Equivalent facilitation is ableist.
Definition
From Section 508 of the ADA 36 CFR appendix A§ E101.2 Equivalent Facilitation: The use of an alternative design or technology that results in substantially equivalent or greater accessibility and usability by individuals with disabilities than would be provided by conformance to one or more of the requirements in Chapters 4 and 5 of the Revised 508 Standards is permitted. The functional performance criteria in Chapter 3 shall be used to determine whether substantially equivalent or greater accessibility and usability is provided to individuals with disabilities.
I like definitions. My world works better in words so I use them a lot in writing.
Here’s an example of a feature for my own job. Genetic and family relationships can be organized in a tree-like structure called a Pedigree:
Aside from showing a person’s family, one of the cool things in Pedigrees is a semi-standardized visual notation that allows for rapid review and search for specific traits across a family tree. From there, you can understand heritability of certain things and, if in a medical context, potentially help understand the symptoms stemming from a genetic anomaly.
Reference: Duke University standard pedigree symbols - PDF
It’s freaking cool. If you can see.
But what if I can’t?
At my job, we have a process that allows various stakeholders to apply for an equivalent facilitation override on a project where the nature of it either cannot be readily made accessible, in some particular accessibility mode, or there are equivalent functions in the software that can stand in for it.
All the information available in the Pedigree is available in a separate activity that is accessible to screen readers.
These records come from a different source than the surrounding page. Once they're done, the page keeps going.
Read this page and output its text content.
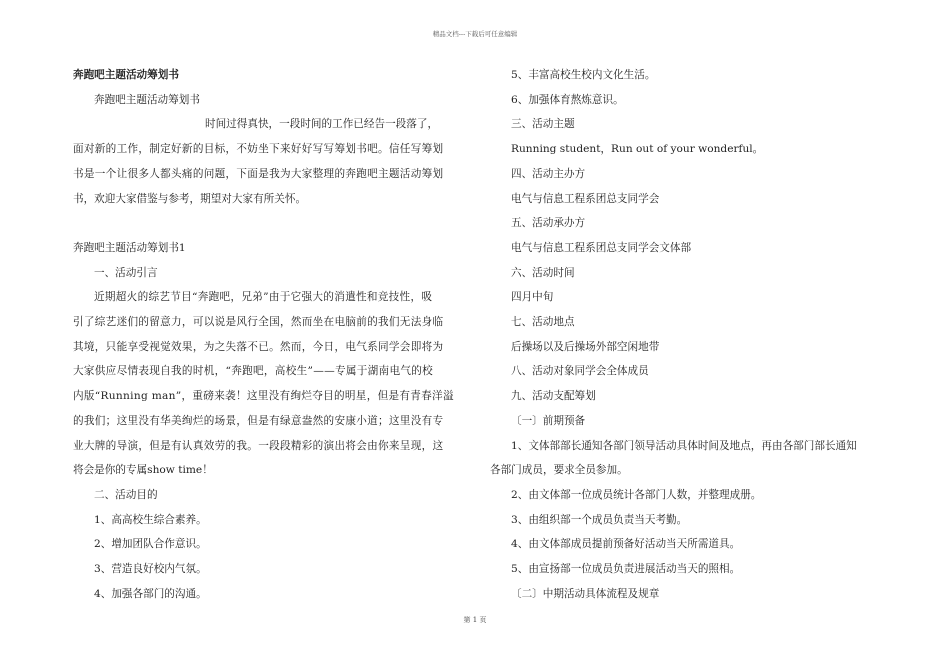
精品文档---下载后可任意编辑

奔跑吧主题活动筹划书

奔跑吧主题活动筹划书

时间过得真快，一段时间的工作已经告一段落了，

面对新的工作，制定好新的目标，不妨坐下来好好写写筹划书吧。信任写筹划

书是一个让很多人都头痛的问题，下面是我为大家整理的奔跑吧主题活动筹划

书，欢迎大家借鉴与参考，期望对大家有所关怀。

奔跑吧主题活动筹划书1

一、活动引言

近期超火的综艺节目“奔跑吧，兄弟”由于它强大的消遣性和竞技性，吸

引了综艺迷们的留意力，可以说是风行全国，然而坐在电脑前的我们无法身临

其境，只能享受视觉效果，为之失落不已。然而，今日，电气系同学会即将为

大家供应尽情表现自我的时机，“奔跑吧，高校生”——专属于湖南电气的校

内版“Running man”，重磅来袭！这里没有绚烂夺目的明星，但是有青春洋溢

的我们；这里没有华美绚烂的场景，但是有绿意盎然的安康小道；这里没有专

业大牌的导演，但是有认真效劳的我。一段段精彩的演出将会由你来呈现，这

将会是你的专属show time！

二、活动目的

1、高高校生综合素养。

2、增加团队合作意识。

3、营造良好校内气氛。

4、加强各部门的沟通。

5、丰富高校生校内文化生活。

6、加强体育熬炼意识。

三、活动主题

Running student，Run out of your wonderful。

四、活动主办方

电气与信息工程系团总支同学会

五、活动承办方

电气与信息工程系团总支同学会文体部

六、活动时间

四月中旬

七、活动地点

后操场以及后操场外部空闲地带

八、活动对象同学会全体成员

九、活动支配筹划

〔一〕前期预备

1、文体部部长通知各部门领导活动具体时间及地点，再由各部门部长通知

各部门成员，要求全员参加。

2、由文体部一位成员统计各部门人数，并整理成册。

3、由组织部一个成员负责当天考勤。

4、由文体部成员提前预备好活动当天所需道具。

5、由宣扬部一位成员负责进展活动当天的照相。

〔二〕中期活动具体流程及规章

第 1 页
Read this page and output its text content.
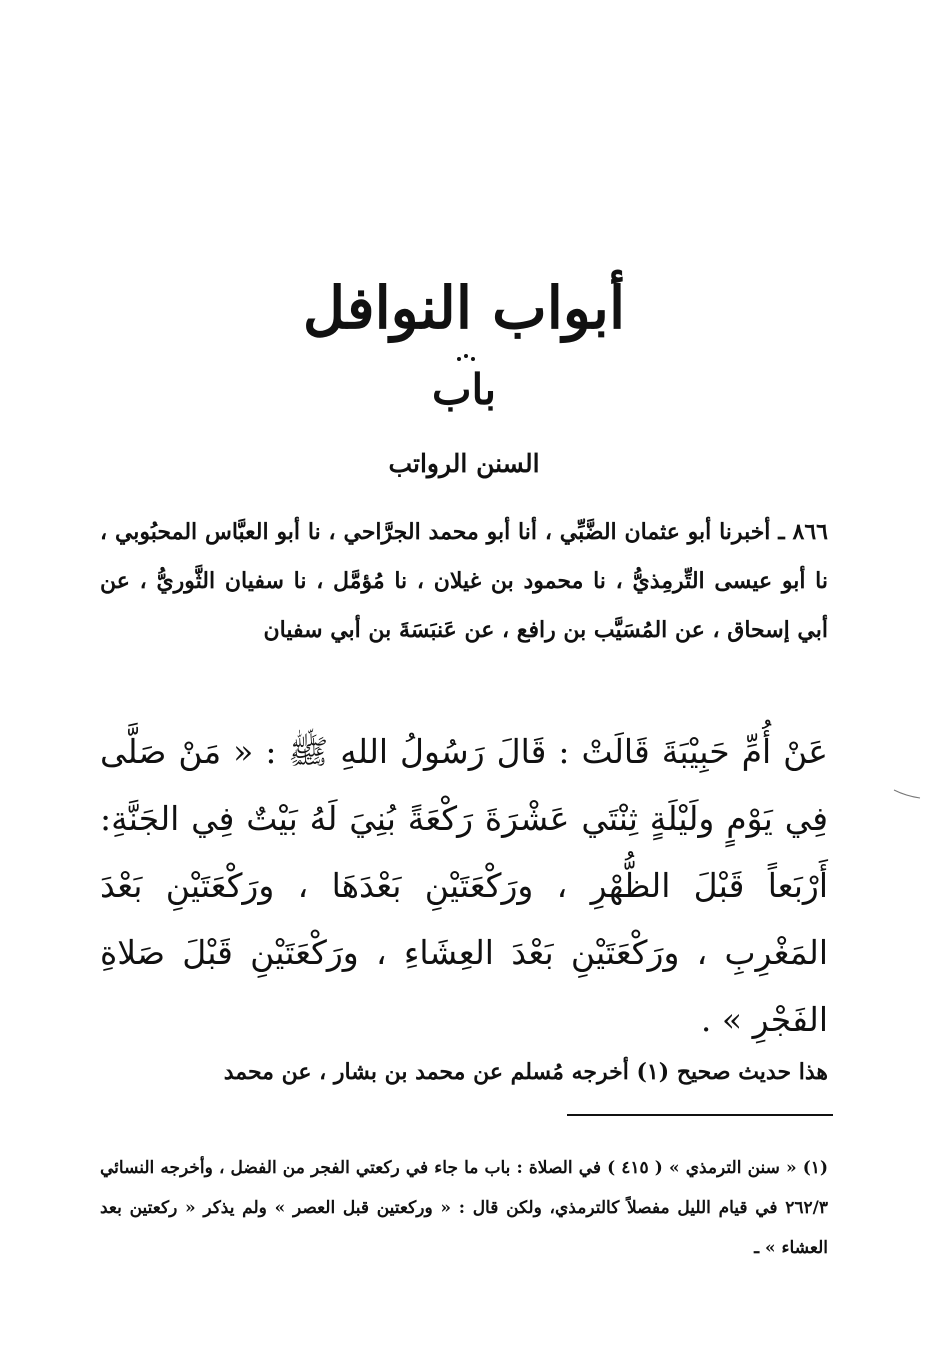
أبواب النوافل
باب
السنن الرواتب
٨٦٦ ـ أخبرنا أبو عثمان الضَّبِّي ، أنا أبو محمد الجرَّاحي ، نا أبو العبَّاس المحبُوبي ، نا أبو عيسى التِّرمِذيُّ ، نا محمود بن غيلان ، نا مُؤمَّل ، نا سفيان الثَّوريُّ ، عن أبي إسحاق ، عن المُسَيَّب بن رافع ، عن عَنبَسَةَ بن أبي سفيان
عَنْ أُمِّ حَبِيْبَةَ قَالَتْ : قَالَ رَسُولُ اللهِ ﷺ : « مَنْ صَلَّى فِي يَوْمٍ ولَيْلَةٍ ثِنْتَي عَشْرَةَ رَكْعَةً بُنِيَ لَهُ بَيْتٌ فِي الجَنَّةِ: أَرْبَعاً قَبْلَ الظُّهْرِ ، ورَكْعَتَيْنِ بَعْدَهَا ، ورَكْعَتَيْنِ بَعْدَ المَغْرِبِ ، ورَكْعَتَيْنِ بَعْدَ العِشَاءِ ، ورَكْعَتَيْنِ قَبْلَ صَلاةِ الفَجْرِ » .
هذا حديث صحيح (١) أخرجه مُسلم عن محمد بن بشار ، عن محمد
(١) « سنن الترمذي » ( ٤١٥ ) في الصلاة : باب ما جاء في ركعتي الفجر من الفضل ، وأخرجه النسائي ٢٦٢/٣ في قيام الليل مفصلاً كالترمذي، ولكن قال : « وركعتين قبل العصر » ولم يذكر « ركعتين بعد العشاء » ـ
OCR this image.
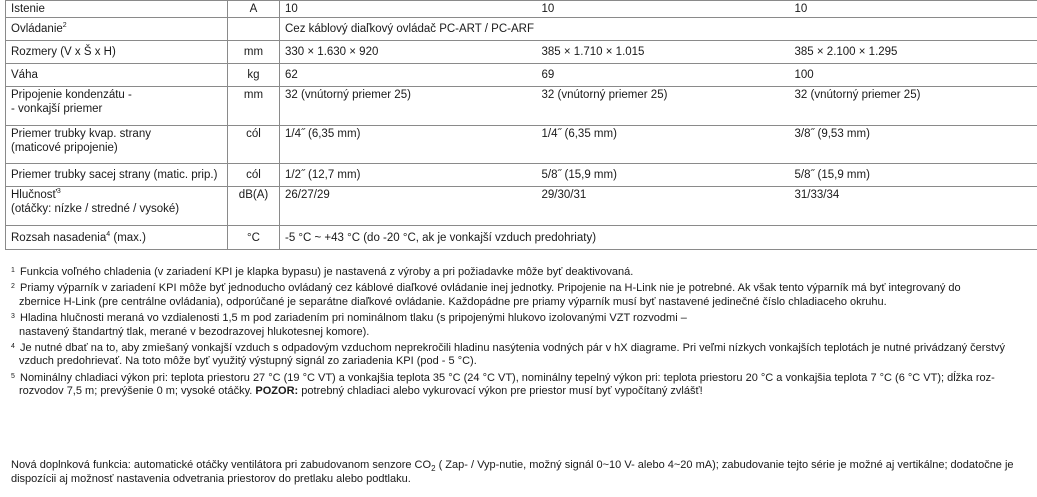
Istenie	A	10	10	10
Ovládanie$^2$		Cez káblový diaľkový ovládač PC-ART / PC-ARF		
Rozmery (V x Š x H)	mm	330 × 1.630 × 920	385 × 1.710 × 1.015	385 × 2.100 × 1.295
Váha	kg	62	69	100

Pripojenie kondenzátu -
- vonkajší priemer	mm	32 (vnútorný priemer 25)	32 (vnútorný priemer 25)	32 (vnútorný priemer 25)

Priemer trubky kvap. strany
(maticové pripojenie)	cól	1/4˝ (6,35 mm)	1/4˝ (6,35 mm)	3/8˝ (9,53 mm)
Priemer trubky sacej strany (matic. prip.)	cól	1/2˝ (12,7 mm)	5/8˝ (15,9 mm)	5/8˝ (15,9 mm)

Hlučnosť$^3$
(otáčky: nízke / stredné / vysoké)	dB(A)	26/27/29	29/30/31	31/33/34
Rozsah nasadenia$^4$ (max.)	°C	-5 °C ~ +43 °C (do -20 °C, ak je vonkajší vzduch predohriaty)		
1 Funkcia voľného chladenia (v zariadení KPI je klapka bypasu) je nastavená z výroby a pri požiadavke môže byť deaktivovaná.
2 Priamy výparník v zariadení KPI môže byť jednoducho ovládaný cez káblové diaľkové ovládanie inej jednotky. Pripojenie na H-Link nie je potrebné. Ak však tento výparník má byť integrovaný do
zbernice H-Link (pre centrálne ovládania), odporúčané je separátne diaľkové ovládanie. Každopádne pre priamy výparník musí byť nastavené jedinečné číslo chladiaceho okruhu.
3 Hladina hlučnosti meraná vo vzdialenosti 1,5 m pod zariadením pri nominálnom tlaku (s pripojenými hlukovo izolovanými VZT rozvodmi –
nastavený štandartný tlak, merané v bezodrazovej hlukotesnej komore).
4 Je nutné dbať na to, aby zmiešaný vonkajší vzduch s odpadovým vzduchom neprekročili hladinu nasýtenia vodných pár v hX diagrame. Pri veľmi nízkych vonkajších teplotách je nutné privádzaný čerstvý
vzduch predohrievať. Na toto môže byť využitý výstupný signál zo zariadenia KPI (pod - 5 °C).
5 Nominálny chladiaci výkon pri: teplota priestoru 27 °C (19 °C VT) a vonkajšia teplota 35 °C (24 °C VT), nominálny tepelný výkon pri: teplota priestoru 20 °C a vonkajšia teplota 7 °C (6 °C VT); dĺžka roz-
rozvodov 7,5 m; prevýšenie 0 m; vysoké otáčky. POZOR: potrebný chladiaci alebo vykurovací výkon pre priestor musí byť vypočítaný zvlášť!
Nová doplnková funkcia: automatické otáčky ventilátora pri zabudovanom senzore $CO_2$ ( Zap- / Vyp-nutie, možný signál 0~10 V- alebo 4~20 mA); zabudovanie tejto série je možné aj vertikálne; dodatočne je
dispozícii aj možnosť nastavenia odvetrania priestorov do pretlaku alebo podtlaku.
So what we did for this was redirect screen reader sets to the more accessible version of the data. That version was, essentially, a table that included all the same information
Good, right? Everyone gets what they need?
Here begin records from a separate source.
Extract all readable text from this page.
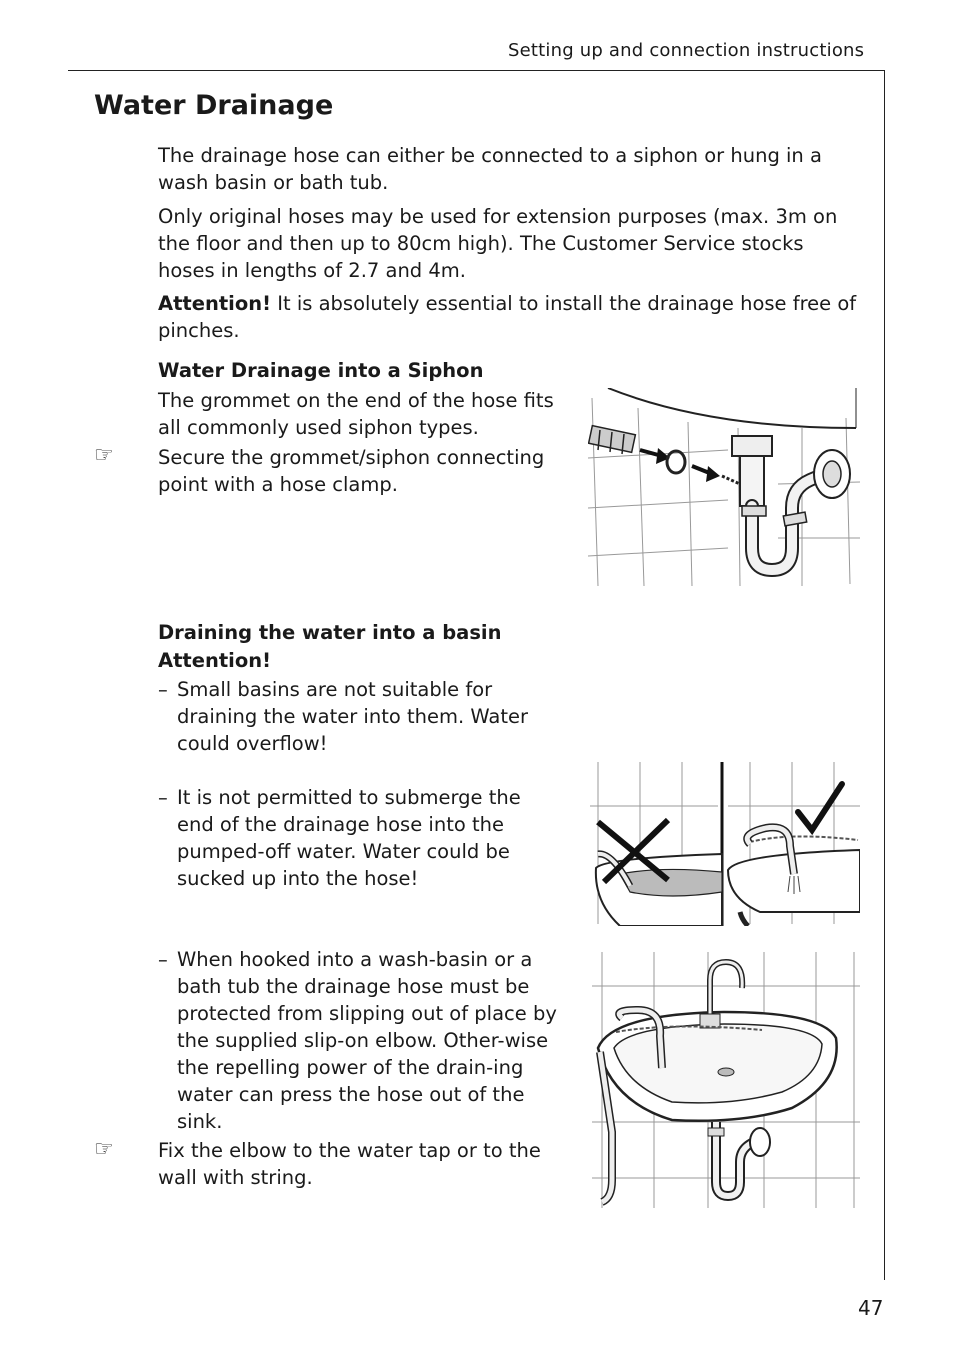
Setting up and connection instructions
Water Drainage
The drainage hose can either be connected to a siphon or hung in a wash basin or bath tub.
Only original hoses may be used for extension purposes (max. 3m on the floor and then up to 80cm high). The Customer Service stocks hoses in lengths of 2.7 and 4m.
Attention! It is absolutely essential to install the drainage hose free of pinches.
Water Drainage into a Siphon
The grommet on the end of the hose fits all commonly used siphon types.
☞ Secure the grommet/siphon connecting point with a hose clamp.
Draining the water into a basin
Attention!
– Small basins are not suitable for draining the water into them. Water could overflow!
– It is not permitted to submerge the end of the drainage hose into the pumped-off water. Water could be sucked up into the hose!
– When hooked into a wash-basin or a bath tub the drainage hose must be protected from slipping out of place by the supplied slip-on elbow. Other-wise the repelling power of the drain-ing water can press the hose out of the sink.
☞ Fix the elbow to the water tap or to the wall with string.
47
When you tell a person that they can do the thing, they just need to go elsewhere to do it, it creates two separate spaces and states for people. “Separate but equal”. But is it really equal?
Separate, but unequal
Noted above, the visuals of the Pedigree can greatly increase a user’s ability to track traits across families. The data appearing in the Pedigree is often easy to structure in tables - a row is a family member, a column is a trait or other descriptor for that member like parent or sibling.
Tables are well understood concepts. They’ve been around for a while so most screen readers know how to handle them and, subsequently, most screen reader users do as well. So presenting a user with a table does, in fact, grant them access to the specific facts held within relatively quickly. For example, screen reader users can read the full row or columns contents from current selection, the row or column contents up to the current cell, the content from the current cell to the end of the row or column.
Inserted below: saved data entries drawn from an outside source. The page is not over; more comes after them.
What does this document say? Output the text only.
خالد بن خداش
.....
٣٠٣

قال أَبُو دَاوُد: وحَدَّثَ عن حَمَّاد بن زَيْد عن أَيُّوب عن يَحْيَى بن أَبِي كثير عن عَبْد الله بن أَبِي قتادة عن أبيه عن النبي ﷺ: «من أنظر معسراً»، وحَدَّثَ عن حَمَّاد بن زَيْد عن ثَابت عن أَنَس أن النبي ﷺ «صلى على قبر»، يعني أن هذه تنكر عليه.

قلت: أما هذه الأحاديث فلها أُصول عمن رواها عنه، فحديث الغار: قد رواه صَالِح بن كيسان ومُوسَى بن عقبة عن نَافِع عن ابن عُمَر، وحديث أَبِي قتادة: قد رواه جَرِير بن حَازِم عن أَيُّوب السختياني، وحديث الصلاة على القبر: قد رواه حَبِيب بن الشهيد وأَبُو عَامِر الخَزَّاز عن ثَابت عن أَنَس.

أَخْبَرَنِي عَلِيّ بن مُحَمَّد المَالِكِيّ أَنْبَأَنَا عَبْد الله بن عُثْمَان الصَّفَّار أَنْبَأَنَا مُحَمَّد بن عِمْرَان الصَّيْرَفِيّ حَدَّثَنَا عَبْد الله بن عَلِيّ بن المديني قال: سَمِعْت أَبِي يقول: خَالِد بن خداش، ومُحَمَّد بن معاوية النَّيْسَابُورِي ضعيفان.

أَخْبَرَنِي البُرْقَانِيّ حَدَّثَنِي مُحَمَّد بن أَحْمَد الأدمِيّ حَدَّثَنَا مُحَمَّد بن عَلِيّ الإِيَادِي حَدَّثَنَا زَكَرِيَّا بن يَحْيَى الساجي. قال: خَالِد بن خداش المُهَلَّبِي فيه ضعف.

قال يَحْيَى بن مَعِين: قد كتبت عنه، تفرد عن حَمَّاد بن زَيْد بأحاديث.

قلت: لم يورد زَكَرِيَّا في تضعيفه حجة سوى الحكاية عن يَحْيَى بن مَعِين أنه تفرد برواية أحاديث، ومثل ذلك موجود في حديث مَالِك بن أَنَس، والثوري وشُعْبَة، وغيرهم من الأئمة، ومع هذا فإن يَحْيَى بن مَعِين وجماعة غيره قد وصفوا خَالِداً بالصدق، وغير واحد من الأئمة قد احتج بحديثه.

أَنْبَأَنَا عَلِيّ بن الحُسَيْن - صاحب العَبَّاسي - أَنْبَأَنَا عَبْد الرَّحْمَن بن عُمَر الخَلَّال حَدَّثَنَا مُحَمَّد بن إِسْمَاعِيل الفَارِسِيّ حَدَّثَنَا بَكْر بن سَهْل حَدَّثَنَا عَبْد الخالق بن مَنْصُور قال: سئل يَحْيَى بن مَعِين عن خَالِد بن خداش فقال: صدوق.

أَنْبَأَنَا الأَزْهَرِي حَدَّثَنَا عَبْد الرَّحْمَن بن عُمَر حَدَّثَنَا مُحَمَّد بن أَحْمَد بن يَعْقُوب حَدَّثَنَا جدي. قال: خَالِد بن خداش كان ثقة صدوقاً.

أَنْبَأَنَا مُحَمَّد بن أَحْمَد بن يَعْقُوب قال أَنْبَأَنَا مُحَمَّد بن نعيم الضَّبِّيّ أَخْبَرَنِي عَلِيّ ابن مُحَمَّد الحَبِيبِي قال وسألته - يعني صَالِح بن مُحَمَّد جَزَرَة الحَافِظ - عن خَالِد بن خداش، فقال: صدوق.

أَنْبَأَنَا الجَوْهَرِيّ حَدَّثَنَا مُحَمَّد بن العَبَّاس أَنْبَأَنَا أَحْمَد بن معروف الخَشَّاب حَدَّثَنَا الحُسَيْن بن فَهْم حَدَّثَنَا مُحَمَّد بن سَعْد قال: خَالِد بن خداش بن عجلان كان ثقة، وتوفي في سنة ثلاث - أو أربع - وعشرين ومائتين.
Pretty much anything listed in those linear dimensions can be quickly noted. But is that equal to the tree? How would a screen reader user trace a trait across families quickly? How would they swap focusable traits?
It may be accessible, but it damn well isn’t equivalent.
So WTF is equivalent then?
No one knows.
(One of) the problem with EF is that it was written primarily for physical access to locations and not technology. Literal, physical access to services. Because, once you’re in the building, there would be no more barriers to access, yes?
Lol, hardly, but that’s the underlying assumption with EF. Once you’re in the building, everything is peachy. It’s missing the trees for the forest. And further, equivalent facilitation provides no method for evaluating the equivalence. How do we even begin to create an equivalent experience if there’s no rubric?
Making a Pedigree accessible and making an accessible experience equivalent to the new one is tough. It requires designers to understand both what it is they are creating that offers the innovating experience for the new tool but also the way to offer those same innovations to users with low or no vision.
Are there ways to do that? Absolutely. Any problem can be solved.
Is it easy? NO.
But… The goal here is not to talk about what it would make to create an accessible version of a Pedigree. We can do that later - it’s a really engaging design problem. What matters is that “equivalent facilitation” creates two worlds. One world with the glitz glamor of new features and one world of flat data tables and no innovation. No one knows how to make that glamor translate to the accessible experience.
Equivalent facilitation creates a separate but equal world for people with disabilities even when it was supposed to offer the same level of service. But that’s not where we get, practically, when all the incentives in the world are stacked against doing the hard work of making the new thing accessible, of making the front stairs.